China’s stock-index futures and exchange-traded funds tracking the country’s shares jumped after the central bank cut its benchmark lending rate for the fifth time since November.
Contracts on the SGX FTSE China A50 Index gained 4.9 percent at 2:20 p.m. in New York, while Hang Seng China Enterprises Index futures climbed 3 percent. The Deutsche X-trackers Harvest CSI 300 China A-Shares ETF advanced 2.2 percent to $30.79 in its first rally in four days, and a Bloomberg gauge of the most-traded Chinese companies trading in the U.S. rose for the first time in seven days, led by Internet and solar stocks.
The one-year lending rate will drop by 25 basis points to 4.6 percent effective Wednesday, the Beijing-based People’s Bank of China said on its website Tuesday. The one-year deposit rate will fall by 25 basis points to 1.75 percent. Policy makers also lowered the required reserve ratio by 50 basis points for all banks to cover funding gaps.
“Interest rate and reserve cuts are a positive development for the Chinese economy and markets,” Jorge Mariscal, chief investment officer for emerging markets at UBS Wealth Management in New York, which oversees $1 trillion in invested assets, said by e-mail. “They help the economy and remind us that authorities are not asleep at the wheel.”
The policy move came hours after the Shanghai Composite Index closed down 7.6 percent to extend the steepest four-day rout since 1996. Shares have plunged amid speculation the government had abandoned stock-market support measures.

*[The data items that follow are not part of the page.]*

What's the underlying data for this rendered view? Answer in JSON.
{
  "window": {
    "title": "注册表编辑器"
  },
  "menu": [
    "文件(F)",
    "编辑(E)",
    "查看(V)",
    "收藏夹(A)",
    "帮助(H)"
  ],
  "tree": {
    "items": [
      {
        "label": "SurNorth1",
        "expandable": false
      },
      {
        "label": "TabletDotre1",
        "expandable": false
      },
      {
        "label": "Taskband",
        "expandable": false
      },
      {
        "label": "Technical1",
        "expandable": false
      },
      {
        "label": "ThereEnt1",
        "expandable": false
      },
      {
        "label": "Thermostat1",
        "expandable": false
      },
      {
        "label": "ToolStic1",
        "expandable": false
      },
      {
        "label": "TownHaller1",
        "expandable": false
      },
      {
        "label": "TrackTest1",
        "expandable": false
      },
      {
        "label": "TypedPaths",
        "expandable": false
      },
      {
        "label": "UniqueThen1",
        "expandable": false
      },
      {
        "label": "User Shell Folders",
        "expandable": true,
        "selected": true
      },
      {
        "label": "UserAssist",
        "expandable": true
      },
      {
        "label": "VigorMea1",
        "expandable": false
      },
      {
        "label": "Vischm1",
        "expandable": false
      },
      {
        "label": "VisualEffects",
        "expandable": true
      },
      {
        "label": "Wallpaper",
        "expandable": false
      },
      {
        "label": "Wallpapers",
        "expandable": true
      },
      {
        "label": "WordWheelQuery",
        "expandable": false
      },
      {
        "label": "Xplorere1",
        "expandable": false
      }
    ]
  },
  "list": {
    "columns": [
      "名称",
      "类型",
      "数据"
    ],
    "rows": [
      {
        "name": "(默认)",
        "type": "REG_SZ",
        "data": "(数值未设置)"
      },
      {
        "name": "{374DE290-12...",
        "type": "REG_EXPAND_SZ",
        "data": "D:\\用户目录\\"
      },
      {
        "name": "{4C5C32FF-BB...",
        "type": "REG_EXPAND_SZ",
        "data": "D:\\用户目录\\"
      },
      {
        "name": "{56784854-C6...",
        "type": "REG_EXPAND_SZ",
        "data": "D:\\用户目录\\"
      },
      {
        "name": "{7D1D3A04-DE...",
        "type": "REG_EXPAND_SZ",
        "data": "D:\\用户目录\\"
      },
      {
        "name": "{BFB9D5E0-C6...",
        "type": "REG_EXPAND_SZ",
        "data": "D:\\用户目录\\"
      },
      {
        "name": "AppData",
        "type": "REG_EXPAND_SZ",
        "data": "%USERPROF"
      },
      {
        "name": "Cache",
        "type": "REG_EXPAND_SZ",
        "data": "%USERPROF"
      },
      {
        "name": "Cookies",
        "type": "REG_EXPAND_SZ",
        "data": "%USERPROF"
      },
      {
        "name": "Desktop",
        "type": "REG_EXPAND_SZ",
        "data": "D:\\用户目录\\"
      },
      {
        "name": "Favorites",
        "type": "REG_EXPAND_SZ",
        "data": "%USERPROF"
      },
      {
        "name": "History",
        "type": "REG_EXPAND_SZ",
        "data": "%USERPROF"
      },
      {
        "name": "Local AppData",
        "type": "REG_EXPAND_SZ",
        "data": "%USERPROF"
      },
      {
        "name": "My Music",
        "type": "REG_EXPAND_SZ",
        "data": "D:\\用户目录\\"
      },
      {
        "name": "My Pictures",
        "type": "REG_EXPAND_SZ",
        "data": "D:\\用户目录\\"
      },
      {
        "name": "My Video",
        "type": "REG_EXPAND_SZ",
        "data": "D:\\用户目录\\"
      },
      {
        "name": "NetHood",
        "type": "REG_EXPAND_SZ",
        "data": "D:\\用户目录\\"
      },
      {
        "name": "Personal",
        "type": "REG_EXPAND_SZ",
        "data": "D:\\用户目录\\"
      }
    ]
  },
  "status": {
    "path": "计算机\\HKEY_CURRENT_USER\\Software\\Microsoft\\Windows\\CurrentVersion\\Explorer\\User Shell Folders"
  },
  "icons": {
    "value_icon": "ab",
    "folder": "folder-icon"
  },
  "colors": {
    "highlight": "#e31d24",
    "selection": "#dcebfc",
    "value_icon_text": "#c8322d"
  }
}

China has halted intervention in the equity market this week as policy makers debate the campaign’s merits, according to people familiar with the situation. Some officials argue that falling stocks will have a limited economic impact and the costs of supporting the market are too high, said one of the people, who asked not to be identified because deliberations are private. Officials who back intervention say tumbling shares pose a risk to the banking system, the people said.
The yuan erased gains in offshore trading and the currency was 0.1 percent weaker versus the dollar. The Hang Seng China Enterprises fell 0.9 percent on Tuesday at its lowest level since March 2014.
The interest-rate cut also helped boost U.S.-listed Chinese stocks. The Bloomberg China-U.S. Index for American depositary receipts climbed 4.8 percent, rebounding from a 17-month low on Monday.
Weibo Corp., the Twitter-like social media operator which plunged a record 20 percent on Monday, advanced 14 percent to $11.02, while Alibaba Group Holding Ltd. climbed 5.4 percent to $69.33 for the biggest gain since May. Solar-panel maker JinkoSolar Holding Co. surged 26 percent in the steepest rally in three years.